The Stress Is Real: Three Ways Stress May Be Causing Your Back Pain

At best, back pain is annoying. If it gets any worse than that, it can impact your life to the point where you wonder if severe intervention like surgery is needed. While there are some types of back problems where surgery is necessary, it's now more common to go through therapy and other modes of treatment. It helps if you work with specialists, of course -- you need a back specialist to diagnose what's going on, and therapists can help you with exercise or other issues that could alleviate the pain. Looking at the stress in your life is essential as sometimes it turns out that your back pain is not due to a physical injury.

Physical Stress: Time to Change Your Mattress

It is possible that physical stress is making your back go bonkers -- not the "lifting wrong" type of stress but the type that happens when your back goes unsupported during sleep. Your mattress may need to be changed or flipped, your work chair may need to be switched out for one that is more ergonomic, or your car seat may need an added back support cushion. There are other potential causes, of course. Your therapist and doctor may be able to help you pinpoint just what needs to be changed.

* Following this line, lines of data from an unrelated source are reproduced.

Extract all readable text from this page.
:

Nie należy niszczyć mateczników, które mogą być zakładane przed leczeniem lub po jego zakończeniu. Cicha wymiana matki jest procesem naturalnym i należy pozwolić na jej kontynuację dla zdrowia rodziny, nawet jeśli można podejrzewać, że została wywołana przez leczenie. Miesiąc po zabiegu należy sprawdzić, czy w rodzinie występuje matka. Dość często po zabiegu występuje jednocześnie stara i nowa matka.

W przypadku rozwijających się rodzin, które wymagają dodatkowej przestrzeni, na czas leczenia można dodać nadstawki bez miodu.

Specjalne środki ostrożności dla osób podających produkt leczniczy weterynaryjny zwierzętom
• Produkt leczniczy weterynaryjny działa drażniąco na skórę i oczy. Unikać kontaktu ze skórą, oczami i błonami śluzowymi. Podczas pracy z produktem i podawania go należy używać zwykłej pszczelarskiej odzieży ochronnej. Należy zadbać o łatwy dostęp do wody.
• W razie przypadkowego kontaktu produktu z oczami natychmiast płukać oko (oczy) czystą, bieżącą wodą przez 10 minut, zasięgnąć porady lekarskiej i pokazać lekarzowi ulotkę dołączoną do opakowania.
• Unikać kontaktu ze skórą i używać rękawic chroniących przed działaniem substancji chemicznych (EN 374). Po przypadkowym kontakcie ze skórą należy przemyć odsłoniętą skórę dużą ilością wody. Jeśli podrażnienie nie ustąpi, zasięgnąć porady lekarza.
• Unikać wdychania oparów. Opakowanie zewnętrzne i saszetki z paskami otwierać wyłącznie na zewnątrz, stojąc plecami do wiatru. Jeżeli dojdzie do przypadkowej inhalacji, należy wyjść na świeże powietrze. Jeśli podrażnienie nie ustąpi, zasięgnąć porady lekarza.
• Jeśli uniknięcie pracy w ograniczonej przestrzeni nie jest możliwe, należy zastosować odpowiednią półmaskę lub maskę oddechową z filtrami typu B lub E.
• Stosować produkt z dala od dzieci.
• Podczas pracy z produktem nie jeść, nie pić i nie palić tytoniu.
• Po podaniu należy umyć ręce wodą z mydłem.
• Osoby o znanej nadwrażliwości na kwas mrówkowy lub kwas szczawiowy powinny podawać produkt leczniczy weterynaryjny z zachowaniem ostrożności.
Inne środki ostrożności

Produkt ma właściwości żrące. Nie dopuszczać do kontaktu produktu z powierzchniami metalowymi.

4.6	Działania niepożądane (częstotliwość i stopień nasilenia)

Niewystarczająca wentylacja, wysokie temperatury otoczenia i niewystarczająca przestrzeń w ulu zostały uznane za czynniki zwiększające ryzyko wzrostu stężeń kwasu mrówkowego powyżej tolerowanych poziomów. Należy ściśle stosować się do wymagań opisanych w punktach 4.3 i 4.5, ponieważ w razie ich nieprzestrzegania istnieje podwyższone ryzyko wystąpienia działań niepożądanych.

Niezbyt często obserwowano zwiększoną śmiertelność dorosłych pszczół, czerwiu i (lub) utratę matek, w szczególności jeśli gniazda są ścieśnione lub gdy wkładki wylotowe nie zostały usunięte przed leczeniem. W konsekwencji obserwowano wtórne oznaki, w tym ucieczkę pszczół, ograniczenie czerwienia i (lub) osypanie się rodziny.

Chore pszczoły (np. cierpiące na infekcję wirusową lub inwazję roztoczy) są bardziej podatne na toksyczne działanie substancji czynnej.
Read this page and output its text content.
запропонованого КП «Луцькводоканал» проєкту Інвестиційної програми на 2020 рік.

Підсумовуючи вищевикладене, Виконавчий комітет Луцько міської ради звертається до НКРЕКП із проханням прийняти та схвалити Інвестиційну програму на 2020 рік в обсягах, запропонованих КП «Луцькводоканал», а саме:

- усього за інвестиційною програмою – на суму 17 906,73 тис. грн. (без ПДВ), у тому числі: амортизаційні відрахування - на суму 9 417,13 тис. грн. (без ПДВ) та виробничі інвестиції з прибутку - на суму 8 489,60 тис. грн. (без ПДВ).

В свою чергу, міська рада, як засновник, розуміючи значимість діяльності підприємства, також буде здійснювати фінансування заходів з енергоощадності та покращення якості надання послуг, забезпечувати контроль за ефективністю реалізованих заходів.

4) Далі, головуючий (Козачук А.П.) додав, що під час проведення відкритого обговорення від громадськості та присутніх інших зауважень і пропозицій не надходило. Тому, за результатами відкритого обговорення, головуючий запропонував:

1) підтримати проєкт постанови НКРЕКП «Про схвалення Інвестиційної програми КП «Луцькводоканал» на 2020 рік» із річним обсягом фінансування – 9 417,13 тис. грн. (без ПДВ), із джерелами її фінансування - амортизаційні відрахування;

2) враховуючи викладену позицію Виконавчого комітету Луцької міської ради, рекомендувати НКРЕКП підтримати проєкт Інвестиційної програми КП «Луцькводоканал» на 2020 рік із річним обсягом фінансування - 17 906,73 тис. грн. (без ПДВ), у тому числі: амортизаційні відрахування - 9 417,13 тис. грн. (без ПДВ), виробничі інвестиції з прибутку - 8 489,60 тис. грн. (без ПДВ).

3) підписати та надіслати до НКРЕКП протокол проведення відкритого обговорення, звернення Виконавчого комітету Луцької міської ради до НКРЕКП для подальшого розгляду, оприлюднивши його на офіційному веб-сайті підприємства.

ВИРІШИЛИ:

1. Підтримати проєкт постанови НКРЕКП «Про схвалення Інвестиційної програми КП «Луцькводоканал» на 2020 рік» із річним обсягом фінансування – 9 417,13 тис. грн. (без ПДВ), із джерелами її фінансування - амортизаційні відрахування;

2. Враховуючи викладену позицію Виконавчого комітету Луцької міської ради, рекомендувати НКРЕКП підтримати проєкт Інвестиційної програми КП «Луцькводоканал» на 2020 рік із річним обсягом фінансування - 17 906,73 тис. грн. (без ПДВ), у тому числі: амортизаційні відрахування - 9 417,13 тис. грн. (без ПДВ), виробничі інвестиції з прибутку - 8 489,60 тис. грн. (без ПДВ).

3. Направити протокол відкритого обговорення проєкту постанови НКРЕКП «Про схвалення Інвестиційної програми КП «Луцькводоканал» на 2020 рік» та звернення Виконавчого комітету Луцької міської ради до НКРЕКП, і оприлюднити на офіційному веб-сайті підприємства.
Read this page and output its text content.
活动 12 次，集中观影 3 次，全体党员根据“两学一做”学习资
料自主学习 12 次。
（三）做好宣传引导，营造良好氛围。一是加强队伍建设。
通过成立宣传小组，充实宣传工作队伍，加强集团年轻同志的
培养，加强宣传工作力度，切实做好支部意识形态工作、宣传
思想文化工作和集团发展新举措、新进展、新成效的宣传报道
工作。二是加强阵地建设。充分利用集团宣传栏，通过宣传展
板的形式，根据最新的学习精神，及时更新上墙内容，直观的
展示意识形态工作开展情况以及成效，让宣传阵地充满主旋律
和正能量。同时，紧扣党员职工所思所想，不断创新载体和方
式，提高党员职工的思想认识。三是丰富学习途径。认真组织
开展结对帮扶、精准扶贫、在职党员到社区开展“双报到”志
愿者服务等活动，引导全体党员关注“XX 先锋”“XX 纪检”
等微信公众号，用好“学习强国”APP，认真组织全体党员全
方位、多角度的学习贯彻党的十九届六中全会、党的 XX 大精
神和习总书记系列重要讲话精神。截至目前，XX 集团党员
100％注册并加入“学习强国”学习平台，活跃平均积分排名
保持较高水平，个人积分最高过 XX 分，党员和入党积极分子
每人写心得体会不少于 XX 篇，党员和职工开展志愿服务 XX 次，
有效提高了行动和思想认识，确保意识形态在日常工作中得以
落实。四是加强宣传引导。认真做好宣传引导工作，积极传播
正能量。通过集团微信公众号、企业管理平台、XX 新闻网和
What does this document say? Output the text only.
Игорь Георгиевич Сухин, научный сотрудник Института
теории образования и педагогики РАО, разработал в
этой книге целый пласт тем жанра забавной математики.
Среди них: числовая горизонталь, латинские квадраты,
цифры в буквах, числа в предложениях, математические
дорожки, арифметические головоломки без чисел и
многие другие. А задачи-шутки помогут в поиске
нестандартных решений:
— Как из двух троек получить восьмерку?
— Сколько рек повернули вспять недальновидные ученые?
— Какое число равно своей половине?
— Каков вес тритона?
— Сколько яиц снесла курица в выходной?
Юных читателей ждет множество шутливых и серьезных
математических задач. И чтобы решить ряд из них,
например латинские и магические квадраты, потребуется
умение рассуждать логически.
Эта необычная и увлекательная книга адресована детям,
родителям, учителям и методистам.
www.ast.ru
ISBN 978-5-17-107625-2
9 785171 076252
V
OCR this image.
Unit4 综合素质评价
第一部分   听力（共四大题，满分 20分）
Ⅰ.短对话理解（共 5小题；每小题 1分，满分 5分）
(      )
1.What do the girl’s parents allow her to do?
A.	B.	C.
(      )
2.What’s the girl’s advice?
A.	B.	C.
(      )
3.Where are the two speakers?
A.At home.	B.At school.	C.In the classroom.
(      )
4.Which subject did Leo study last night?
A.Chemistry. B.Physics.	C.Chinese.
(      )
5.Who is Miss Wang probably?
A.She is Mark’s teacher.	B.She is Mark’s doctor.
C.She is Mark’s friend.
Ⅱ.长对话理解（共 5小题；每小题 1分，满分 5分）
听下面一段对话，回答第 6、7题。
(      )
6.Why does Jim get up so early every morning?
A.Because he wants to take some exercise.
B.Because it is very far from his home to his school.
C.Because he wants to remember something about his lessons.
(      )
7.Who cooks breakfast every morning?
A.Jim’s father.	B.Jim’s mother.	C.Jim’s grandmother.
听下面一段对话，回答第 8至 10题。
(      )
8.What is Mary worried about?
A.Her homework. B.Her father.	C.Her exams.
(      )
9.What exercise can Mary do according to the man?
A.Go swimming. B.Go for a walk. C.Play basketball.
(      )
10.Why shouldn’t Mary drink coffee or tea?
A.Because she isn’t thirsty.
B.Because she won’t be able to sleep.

Mental Stress: Your Body Is Sending Signals

Your body often takes mental and emotional stress and turns it into physical pain. This is not news to most people, but you may not have thought about what in your life could be causing you so much stress that you end up in pain. It doesn't always take professional counseling to figure it out; many medical doctors and therapists can spot pain due to stress a mile away. Speak with the specialists at the center you go to about whether your pain could be a physical manifestation of something like job stress or family problems.

Medical Stress: It's a Vicious Cycle

Perhaps the most frustrating cause is stress due to your medical situation. If you have a lot of back pain, you're going to be upset and tense -- and that only adds to the problem. Your muscles tense up, contributing to stiffness and pain, making you more stressed as the pain increases, and so on. Therapy can help you stop that cycle.

While it seems like you should be able to self-diagnose stress as you know best what's happening in your life, it's not always as easy as it sounds. Working with specialists at a back pain management facility can help you find out what's really going on.